Goals and Objectives
This is the part where we get a clarity on the vision & mission and define the attributes of the product that we want to create and the desired results.
All stakeholders (users, customers, management, developers, partners) need to be involved early in the process. Creating a development think tank and talking about everyone’s needs and wants upfront increases the chances of the product being a success.
Shortlisting & Organizing
All the ideas, inputs, features, technologies are on the table. Now all this information is laid out by our consultants in meaningful layers of sketches and flow diagrams to imagine the user’s journey.
Testing the Concept
Front-end prototyping. Creating dummies of the application. We leave little to the imagination by creating static screens of the software.

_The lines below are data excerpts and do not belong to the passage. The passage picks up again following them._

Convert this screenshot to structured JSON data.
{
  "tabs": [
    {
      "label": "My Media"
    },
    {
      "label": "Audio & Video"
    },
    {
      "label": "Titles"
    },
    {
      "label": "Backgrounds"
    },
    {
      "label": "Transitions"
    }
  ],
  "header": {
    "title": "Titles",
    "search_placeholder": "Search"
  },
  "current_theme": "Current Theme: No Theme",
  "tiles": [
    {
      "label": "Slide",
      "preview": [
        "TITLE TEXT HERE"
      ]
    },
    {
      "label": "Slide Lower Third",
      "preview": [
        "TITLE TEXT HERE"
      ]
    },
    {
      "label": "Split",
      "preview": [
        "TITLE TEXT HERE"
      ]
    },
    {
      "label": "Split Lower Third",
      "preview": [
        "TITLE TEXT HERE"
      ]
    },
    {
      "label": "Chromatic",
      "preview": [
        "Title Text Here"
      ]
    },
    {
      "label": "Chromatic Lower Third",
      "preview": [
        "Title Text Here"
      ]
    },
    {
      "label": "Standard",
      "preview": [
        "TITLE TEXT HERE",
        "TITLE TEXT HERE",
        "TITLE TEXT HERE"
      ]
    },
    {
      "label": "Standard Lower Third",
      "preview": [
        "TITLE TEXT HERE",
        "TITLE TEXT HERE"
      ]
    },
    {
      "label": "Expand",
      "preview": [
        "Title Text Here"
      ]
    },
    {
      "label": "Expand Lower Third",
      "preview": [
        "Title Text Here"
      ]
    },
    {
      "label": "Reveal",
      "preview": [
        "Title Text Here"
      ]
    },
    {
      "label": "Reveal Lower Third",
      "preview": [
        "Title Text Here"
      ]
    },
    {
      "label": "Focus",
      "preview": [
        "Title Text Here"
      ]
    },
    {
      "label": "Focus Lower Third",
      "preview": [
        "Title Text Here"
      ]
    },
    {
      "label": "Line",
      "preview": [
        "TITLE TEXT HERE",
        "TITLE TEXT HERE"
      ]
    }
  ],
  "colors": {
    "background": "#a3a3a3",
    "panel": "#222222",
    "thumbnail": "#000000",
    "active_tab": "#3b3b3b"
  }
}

It’s like creating a fake before making the original with limited clicks and functionality. Just enough to obtain feedback and get an idea if the application design is intuitive.
Here is where we do all the estimation and costing. Once the concept is frozen, we plan the team of developers, designers, architects and testers required to create the app.
It is important to plan this part out, especially for funded ventures. The plan that comes out of this stage is a phased approach to launch and divide the application into releases and version to maximize the returns on investment and to tie in the development goals with the business goal and the funds available. Time to market, features and budget are the usual negotiators of this stage.
(Re)Design & Documentation
It’s time to put the brains behind the bucks. Our architects, data scientists, and business analysts gather the detailed requirements and engineer the product into its specification documentation. The final technology and platform decisions are designed.
This stage involves coding. Everything that is done up till now in the previous stages is to prepare to program. Well-documented specifications make breaking down the work at this stage easy.
We throw user cases, situations, “what ifs” and knives at the application (under adult supervision) until it cries or sings. It’s the only way to figure out if it’s stable.
Depending on whether it’s a new application or a switchover, the pre-implementation involves taking care of all the dependencies and selecting the downtime (if any).
As long as there is an application, there is a wishlist. And as long as there is a wishlist, there is development to be done. Development is improvement. It’s time to grow!